The sound is muddy and so is an obvious and outstanding candidate for the remastering it has recently received. The words and the wit often get lost when not paying full attention (while standing directly beside the speaker). No-one ever talks about the song 'Motorway'; presumably cleaned up and uncovered now. The wise wit begins when you realize that it sounds very much like the tune of a funny and illuminating ditty by Woody Guthrie, while the words fit it like a glove. Listen closely and every line is packed with witty observation. It's very much like the best bits of the far more celebrated song, 'Holiday' from Muswell Hillbillies' (the sea like an open sewer), but keeps it up throughout the entire song without let-up. The chorus has far more punch and wit than the infinitely more celebrated 'Celluloid Heroes', which suffers from being at too stately a pace, dragging each time the chorus arrives. "Ooh motorway living; ain't it a thrill to be so free" hits the spot with the still-intact Davies precision. The listener is there with Ray knowing exactly how tiresome it all is but at the same time delighted at hearing it put this way:
"Gasoline fumes are the worst to inhale. Your stomach turns over and your face turns pale."
"Motorway tea is warm and wet. Rain is pouring and it's four in the morning, and it's all I can get"
"You never seen loos like motorway loos, thousands of people passing through. It's enough to put you off of that motorway food."
"Motorway food is invariably fried. It feeds me and keeps me and helps me survive."
"I never thought I'd travel so far to work."

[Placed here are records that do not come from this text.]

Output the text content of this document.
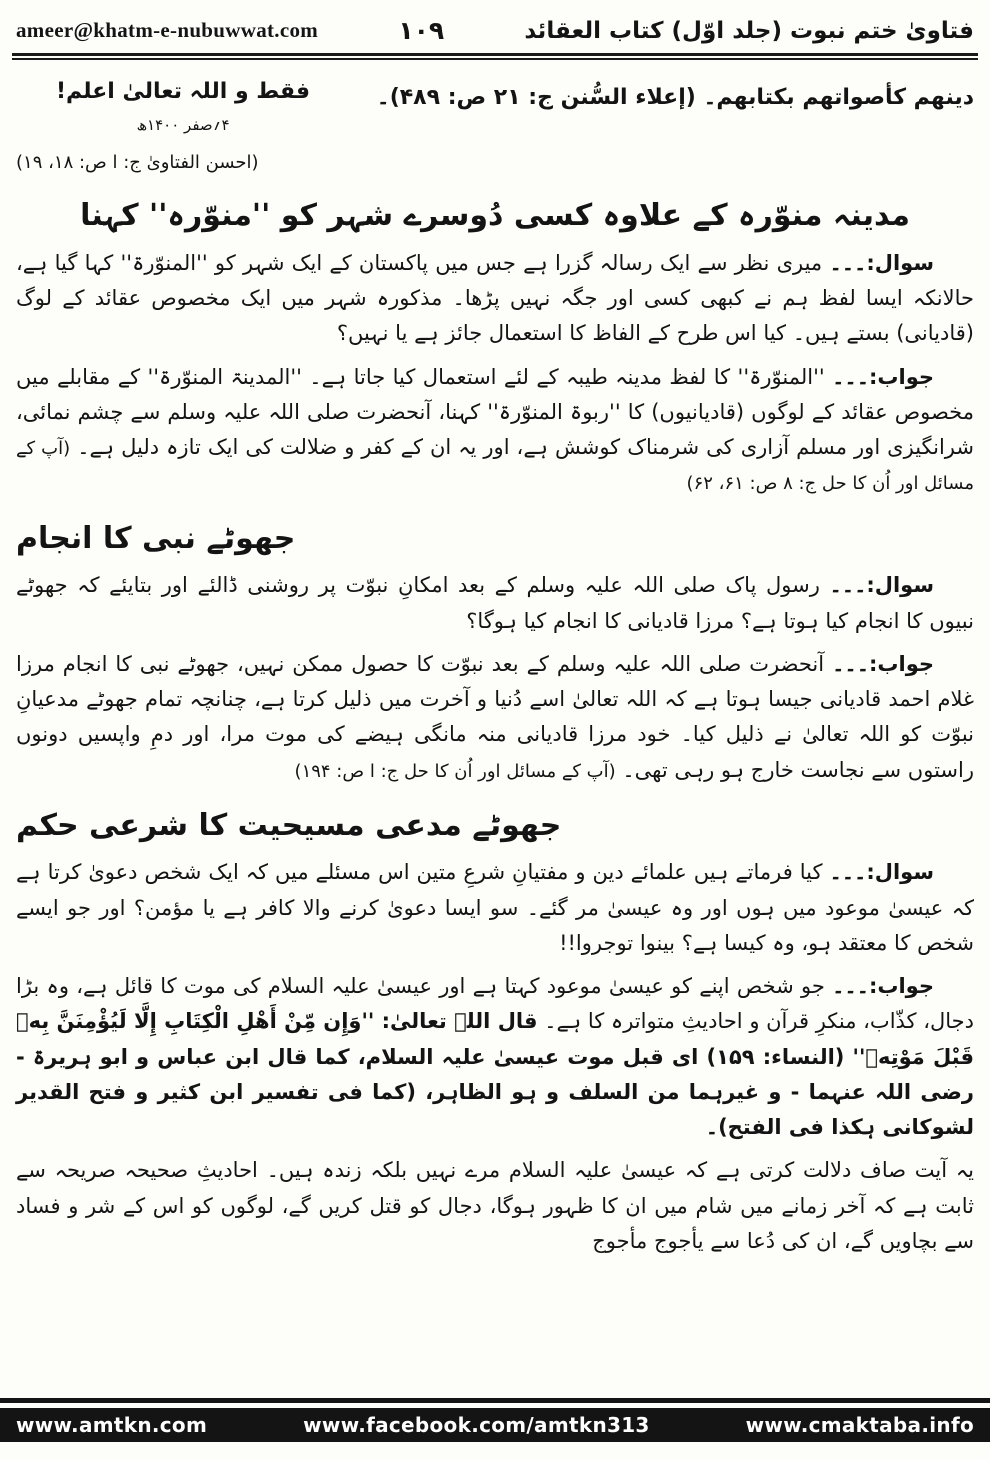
ameer@khatm-e-nubuwwat.com	۱۰۹	فتاویٰ ختم نبوت (جلد اوّل) کتاب العقائد
دینهم کأصواتهم بکتابهم۔ (إعلاء السُّنن ج: ۲۱ ص: ۴۸۹)۔
فقط و اللہ تعالیٰ اعلم!
۴؍صفر ۱۴۰۰ھ
(احسن الفتاویٰ ج: ا ص: ۱۸، ۱۹)
مدینہ منوّرہ کے علاوہ کسی دُوسرے شہر کو ''منوّرہ'' کہنا

سوال:۔۔۔ میری نظر سے ایک رسالہ گزرا ہے جس میں پاکستان کے ایک شہر کو ''المنوّرۃ'' کہا گیا ہے، حالانکہ ایسا لفظ ہم نے کبھی کسی اور جگہ نہیں پڑھا۔ مذکورہ شہر میں ایک مخصوص عقائد کے لوگ (قادیانی) بستے ہیں۔ کیا اس طرح کے الفاظ کا استعمال جائز ہے یا نہیں؟

جواب:۔۔۔ ''المنوّرۃ'' کا لفظ مدینہ طیبہ کے لئے استعمال کیا جاتا ہے۔ ''المدینۃ المنوّرۃ'' کے مقابلے میں مخصوص عقائد کے لوگوں (قادیانیوں) کا ''ربوۃ المنوّرۃ'' کہنا، آنحضرت صلی اللہ علیہ وسلم سے چشم نمائی، شرانگیزی اور مسلم آزاری کی شرمناک کوشش ہے، اور یہ ان کے کفر و ضلالت کی ایک تازہ دلیل ہے۔ (آپ کے مسائل اور اُن کا حل ج: ۸ ص: ۶۱، ۶۲)

جھوٹے نبی کا انجام

سوال:۔۔۔ رسول پاک صلی اللہ علیہ وسلم کے بعد امکانِ نبوّت پر روشنی ڈالئے اور بتایئے کہ جھوٹے نبیوں کا انجام کیا ہوتا ہے؟ مرزا قادیانی کا انجام کیا ہوگا؟

جواب:۔۔۔ آنحضرت صلی اللہ علیہ وسلم کے بعد نبوّت کا حصول ممکن نہیں، جھوٹے نبی کا انجام مرزا غلام احمد قادیانی جیسا ہوتا ہے کہ اللہ تعالیٰ اسے دُنیا و آخرت میں ذلیل کرتا ہے، چنانچہ تمام جھوٹے مدعیانِ نبوّت کو اللہ تعالیٰ نے ذلیل کیا۔ خود مرزا قادیانی منہ مانگی ہیضے کی موت مرا، اور دمِ واپسیں دونوں راستوں سے نجاست خارج ہو رہی تھی۔ (آپ کے مسائل اور اُن کا حل ج: ا ص: ۱۹۴)

جھوٹے مدعی مسیحیت کا شرعی حکم

سوال:۔۔۔ کیا فرماتے ہیں علمائے دین و مفتیانِ شرعِ متین اس مسئلے میں کہ ایک شخص دعویٰ کرتا ہے کہ عیسیٰ موعود میں ہوں اور وہ عیسیٰ مر گئے۔ سو ایسا دعویٰ کرنے والا کافر ہے یا مؤمن؟ اور جو ایسے شخص کا معتقد ہو، وہ کیسا ہے؟ بینوا توجروا!!

جواب:۔۔۔ جو شخص اپنے کو عیسیٰ موعود کہتا ہے اور عیسیٰ علیہ السلام کی موت کا قائل ہے، وہ بڑا دجال، کذّاب، منکرِ قرآن و احادیثِ متواترہ کا ہے۔ قال اللہ تعالیٰ: ''وَإِن مِّنْ أَهْلِ الْكِتَابِ إِلَّا لَيُؤْمِنَنَّ بِهٖ قَبْلَ مَوْتِهٖ'' (النساء: ۱۵۹) ای قبل موت عیسیٰ علیہ السلام، کما قال ابن عباس و ابو ہریرۃ - رضی اللہ عنہما - و غیرہما من السلف و ہو الظاہر، (کما فی تفسیر ابن کثیر و فتح القدیر لشوکانی ہکذا فی الفتح)۔

یہ آیت صاف دلالت کرتی ہے کہ عیسیٰ علیہ السلام مرے نہیں بلکہ زندہ ہیں۔ احادیثِ صحیحہ صریحہ سے ثابت ہے کہ آخر زمانے میں شام میں ان کا ظہور ہوگا، دجال کو قتل کریں گے، لوگوں کو اس کے شر و فساد سے بچاویں گے، ان کی دُعا سے یأجوج مأجوج

www.amtkn.com	www.facebook.com/amtkn313	www.cmaktaba.info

This album unfortunately predates 'Soap Opera' in back-loading rather than frontloading the great tracks. It becomes quite ordinary in the history of the Kinks' discography to find albums that leave the best tracks out of the first couple, via the idea of a rounded piece of work with everything in its place thought of as more important than getting the tasty morsels upfront to tempt listeners to try the rest. But with these two albums especially, it appears to pioneer the concept of the 'backwards album' more than anything else. The Kinks invented the backwards album, something even The Who still now haven't thought of!
'Sitting In My Hotel', 'Motorway', 'Supersonic Rocket Ship', 'Look on The Sunnyside', 'Celluloid Heroes' - five of the last six songs - how about that as the hugely impressive beginning to a Kinks album? ! It wasn't to be, but these songs can stand tall in the Kinks' Katalog.